The herd immunity threshold depends on how contagious the disease is (measured by R₀, the basic reproduction number):
| Disease | R₀ | Herd immunity threshold |
|---|---|---|
| Measles | 12–18 | ~92–95% |
| Polio | 5–7 | ~80–85% |
| COVID-19 (original) | 2–3 | ~60–67% |
| Influenza | 2–3 | ~50–67% |
Measles requires ~95% vaccination to maintain herd immunity — which is why outbreaks occur quickly when vaccination rates drop even slightly.
The mental model: a vaccine is a fire drill for your immune system
Imagine your immune system is a fire department that’s never seen a fire before. A vaccine is a carefully staged fire drill — you get smoke, the alarm sounds, the crew deploys and puts it out. But crucially, the crew now knows exactly what a fire looks like, where the equipment is, and the fastest routes.
When the real fire starts, the response is immediate and overwhelming. Without the drill, that 14-day mobilisation window is where the disease wins.
Common misconceptions
“Vaccines can give you the disease they prevent.” Inactivated and subunit vaccines contain no live pathogen — this is biologically impossible. Live-attenuated vaccines can theoretically cause mild disease in severely immunocompromised people, but this is extremely rare.

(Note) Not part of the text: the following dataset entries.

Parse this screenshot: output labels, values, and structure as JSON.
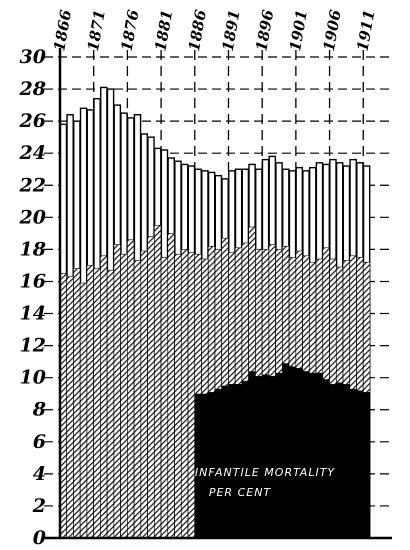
{
  "chart_data": {
    "type": "bar",
    "x": [
      1866,
      1867,
      1868,
      1869,
      1870,
      1871,
      1872,
      1873,
      1874,
      1875,
      1876,
      1877,
      1878,
      1879,
      1880,
      1881,
      1882,
      1883,
      1884,
      1885,
      1886,
      1887,
      1888,
      1889,
      1890,
      1891,
      1892,
      1893,
      1894,
      1895,
      1896,
      1897,
      1898,
      1899,
      1900,
      1901,
      1902,
      1903,
      1904,
      1905,
      1906,
      1907,
      1908,
      1909,
      1910,
      1911
    ],
    "x_tick_labels": [
      "1866",
      "1871",
      "1876",
      "1881",
      "1886",
      "1891",
      "1896",
      "1901",
      "1906",
      "1911"
    ],
    "y_tick_labels": [
      "0",
      "2",
      "4",
      "6",
      "8",
      "10",
      "12",
      "14",
      "16",
      "18",
      "20",
      "22",
      "24",
      "26",
      "28",
      "30"
    ],
    "ylim": [
      0,
      30
    ],
    "grid": true,
    "annotation": [
      "INFANTILE MORTALITY",
      "PER CENT"
    ],
    "series": [
      {
        "values": [
          25.8,
          26.4,
          26.0,
          26.8,
          26.7,
          27.4,
          28.1,
          28.0,
          27.0,
          26.5,
          26.2,
          26.4,
          25.2,
          25.0,
          24.3,
          24.2,
          23.7,
          23.5,
          23.3,
          23.2,
          23.0,
          22.9,
          22.8,
          22.6,
          22.4,
          22.9,
          23.0,
          23.0,
          23.3,
          23.0,
          23.6,
          23.8,
          23.4,
          23.0,
          22.9,
          23.1,
          22.9,
          23.1,
          23.4,
          23.3,
          23.6,
          23.4,
          23.2,
          23.6,
          23.4,
          23.2
        ]
      },
      {
        "values": [
          16.5,
          16.3,
          16.8,
          15.9,
          17.0,
          16.8,
          17.6,
          16.7,
          18.3,
          17.7,
          18.6,
          17.3,
          17.9,
          18.8,
          19.5,
          17.5,
          19.0,
          17.7,
          18.0,
          17.8,
          17.7,
          17.4,
          18.2,
          18.0,
          18.7,
          17.8,
          18.1,
          18.4,
          19.4,
          18.0,
          18.0,
          18.3,
          18.0,
          18.2,
          17.5,
          17.9,
          17.6,
          17.2,
          17.4,
          18.1,
          17.4,
          16.9,
          17.3,
          17.6,
          17.5,
          17.2
        ]
      },
      {
        "values": [
          null,
          null,
          null,
          null,
          null,
          null,
          null,
          null,
          null,
          null,
          null,
          null,
          null,
          null,
          null,
          null,
          null,
          null,
          null,
          null,
          9.0,
          9.0,
          9.1,
          9.3,
          9.5,
          9.6,
          9.6,
          9.8,
          10.4,
          10.1,
          10.2,
          10.1,
          10.3,
          10.9,
          10.7,
          10.6,
          10.4,
          10.3,
          10.3,
          9.9,
          9.6,
          9.7,
          9.6,
          9.3,
          9.2,
          9.1
        ]
      }
    ]
  }
}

“Natural immunity is better than vaccine-induced immunity.” Sometimes, but the tradeoff is getting the disease first — which can be serious or fatal. mRNA COVID vaccines produced antibody levels comparable to or higher than natural infection in many studies. For diseases like HPV and tetanus, vaccines produce better immunity than natural infection.
“If I’m healthy, I don’t need vaccines — I’ll fight it off naturally.” Many vaccine-preventable diseases (measles, whooping cough, tetanus) are dangerous even for healthy adults. And vaccinating healthy people protects those who can’t be vaccinated — newborns, the immunocompromised, the elderly.
“The immune system can’t handle too many vaccines at once.” Your immune system handles millions of antigens every day from the environment. The combined childhood vaccine schedule introduces a tiny fraction of that. There is no evidence of immune system overload from vaccination schedules.